Friday, 17 January 2014
Last Grain of Sand in the Hourglass
The third and final book of Myra McEntire's Hourglass trilogy is Infinityglass. Warning, this review will contain spoilers from Hourglass and Timepiece.
At the end of Timepiece, we learned that the Infinityglass was not an object as everyone thought, but a person, and that person is located in New Orleans. The book switches between Dune, Hourglass's resident tech and the person with the most knowledge about the Infinityglass, and Hallie, who is the Infinityglass, as the narrators.
Hallie is has lead a very isolated life. Her father, the head of Chronos, is part mob boss, part thief, and he fears for her safety, especially since when she was younger there was an attempt made on her life. She escapes in her dance and by going on Chronos jobs with her best friend, Poe. After one job goes wrong, Poe is forced to teleport Hallie to save them, and since then things have been changing for Hallie. Since she has the power to transmutate, change her appearance at will and she heals much faster, her powers get better after the incident and she is healing much faster.

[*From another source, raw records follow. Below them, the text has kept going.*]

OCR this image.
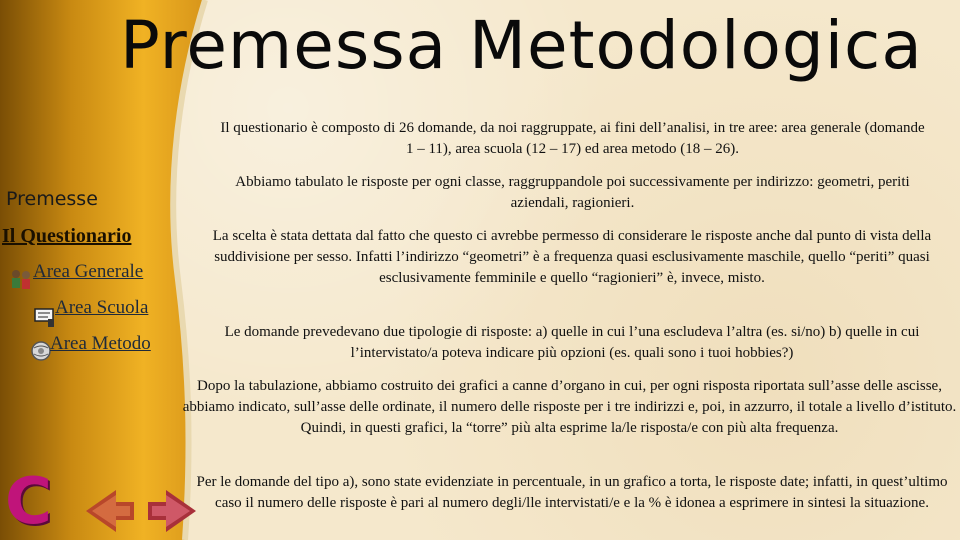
Premessa Metodologica
Premesse
Il Questionario
Area Generale
Area Scuola
Area Metodo
C

Il questionario è composto di 26 domande, da noi raggruppate, ai fini dell’analisi, in tre aree: area generale (domande 1 – 11), area scuola (12 – 17) ed area metodo (18 – 26).

Abbiamo tabulato le risposte per ogni classe, raggruppandole poi successivamente per indirizzo: geometri, periti aziendali, ragionieri.

La scelta è stata dettata dal fatto che questo ci avrebbe permesso di considerare le risposte anche dal punto di vista della suddivisione per sesso. Infatti l’indirizzo “geometri” è a frequenza quasi esclusivamente maschile, quello “periti” quasi esclusivamente femminile e quello “ragionieri” è, invece, misto.

Le domande prevedevano due tipologie di risposte: a) quelle in cui l’una escludeva l’altra (es. si/no) b) quelle in cui l’intervistato/a poteva indicare più opzioni (es. quali sono i tuoi hobbies?)

Dopo la tabulazione, abbiamo costruito dei grafici a canne d’organo in cui, per ogni risposta riportata sull’asse delle ascisse, abbiamo indicato, sull’asse delle ordinate, il numero delle risposte per i tre indirizzi e, poi, in azzurro, il totale a livello d’istituto. Quindi, in questi grafici, la “torre” più alta esprime la/le risposta/e con più alta frequenza.

Per le domande del tipo a), sono state evidenziate in percentuale, in un grafico a torta, le risposte date; infatti, in quest’ultimo caso il numero delle risposte è pari al numero degli/lle intervistati/e e la % è idonea a esprimere in sintesi la situazione.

Dune has the ability to control the tides and water, a power he has a healthy fear of since the tragedy of his childhood. He is super tech savy, and knows more about the Infinityglass than anyone else at Hourglass. He is a little shocked to find out that it is a person, not a thing. Despite his fear of water, he agrees to go to New Orleans to help protector the Infinityglass from Jack and Teague. He is a little bowled over by Hallie, while he tries to maintain his distance, it is obvious that will not happen because not only is he attracted to her, but she won't let him.

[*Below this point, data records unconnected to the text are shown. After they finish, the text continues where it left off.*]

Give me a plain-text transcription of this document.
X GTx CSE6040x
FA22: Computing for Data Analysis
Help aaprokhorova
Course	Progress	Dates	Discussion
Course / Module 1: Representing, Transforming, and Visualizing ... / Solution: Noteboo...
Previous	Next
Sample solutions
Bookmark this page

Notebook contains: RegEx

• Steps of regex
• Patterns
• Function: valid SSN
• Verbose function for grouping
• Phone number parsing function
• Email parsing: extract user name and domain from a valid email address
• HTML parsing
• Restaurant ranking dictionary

The rips are becoming more aggressive, and begin to possess Hallie because of what she is. Dune and Hallie must find a way for her to control her powers and heal the time continuum before Jack and Teague can use Hallie for their own purposes.
I loved Hallie from the beginning. She is smart and sassy. And bonus points for when Poe calls her his companion, she ask to by Amy Pond, who is my favorite companion on Doctor Who. I like that despite how isolated Hallie has been that she still has big dreams of doing more that what is expected of her. Her beginning interactions with Dune are great as she tries to get a reaction out of him. I love that she is a loving and caring person despite how horrible her mother has been to her.

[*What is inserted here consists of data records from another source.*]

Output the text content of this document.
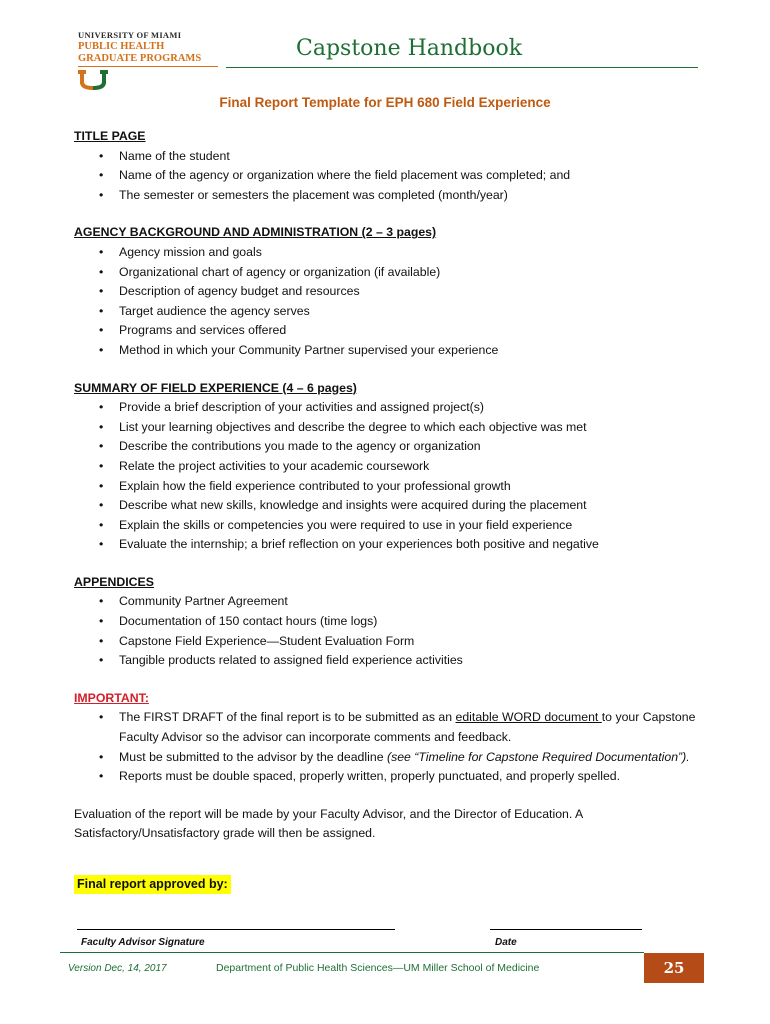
UNIVERSITY OF MIAMI
PUBLIC HEALTH
GRADUATE PROGRAMS	Capstone Handbook
Final Report Template for EPH 680 Field Experience
TITLE PAGE
• Name of the student
• Name of the agency or organization where the field placement was completed; and
• The semester or semesters the placement was completed (month/year)
AGENCY BACKGROUND AND ADMINISTRATION (2 – 3 pages)
• Agency mission and goals
• Organizational chart of agency or organization (if available)
• Description of agency budget and resources
• Target audience the agency serves
• Programs and services offered
• Method in which your Community Partner supervised your experience
SUMMARY OF FIELD EXPERIENCE (4 – 6 pages)
• Provide a brief description of your activities and assigned project(s)
• List your learning objectives and describe the degree to which each objective was met
• Describe the contributions you made to the agency or organization
• Relate the project activities to your academic coursework
• Explain how the field experience contributed to your professional growth
• Describe what new skills, knowledge and insights were acquired during the placement
• Explain the skills or competencies you were required to use in your field experience
• Evaluate the internship; a brief reflection on your experiences both positive and negative
APPENDICES
• Community Partner Agreement
• Documentation of 150 contact hours (time logs)
• Capstone Field Experience—Student Evaluation Form
• Tangible products related to assigned field experience activities
IMPORTANT:
• The FIRST DRAFT of the final report is to be submitted as an editable WORD document to your Capstone Faculty Advisor so the advisor can incorporate comments and feedback.
• Must be submitted to the advisor by the deadline (see “Timeline for Capstone Required Documentation”).
• Reports must be double spaced, properly written, properly punctuated, and properly spelled.
Evaluation of the report will be made by your Faculty Advisor, and the Director of Education. A Satisfactory/Unsatisfactory grade will then be assigned.
Final report approved by:
Faculty Advisor Signature	Date
Version Dec, 14, 2017	Department of Public Health Sciences—UM Miller School of Medicine	25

I was a little unsure of how having Dune being the main character was going to go in this book. He just seemed so background in the Hourglass and Timepiece that I never developed strong feelings for him. That said, I really did like him. He was a real sweet guy, and smart to top that. He was a great partner for Hallie, and together they did well in bring out each other's strengths.
I enjoyed this book. It was fast paced, and answered any lingering questions I had from the first two books. Ms. McEntire added in some excellent plot twist, and while I didn't see them coming, they were not unrealistic in nature. Plus I love all her geek references including Doctor Who, Star Wars, and Supernatural.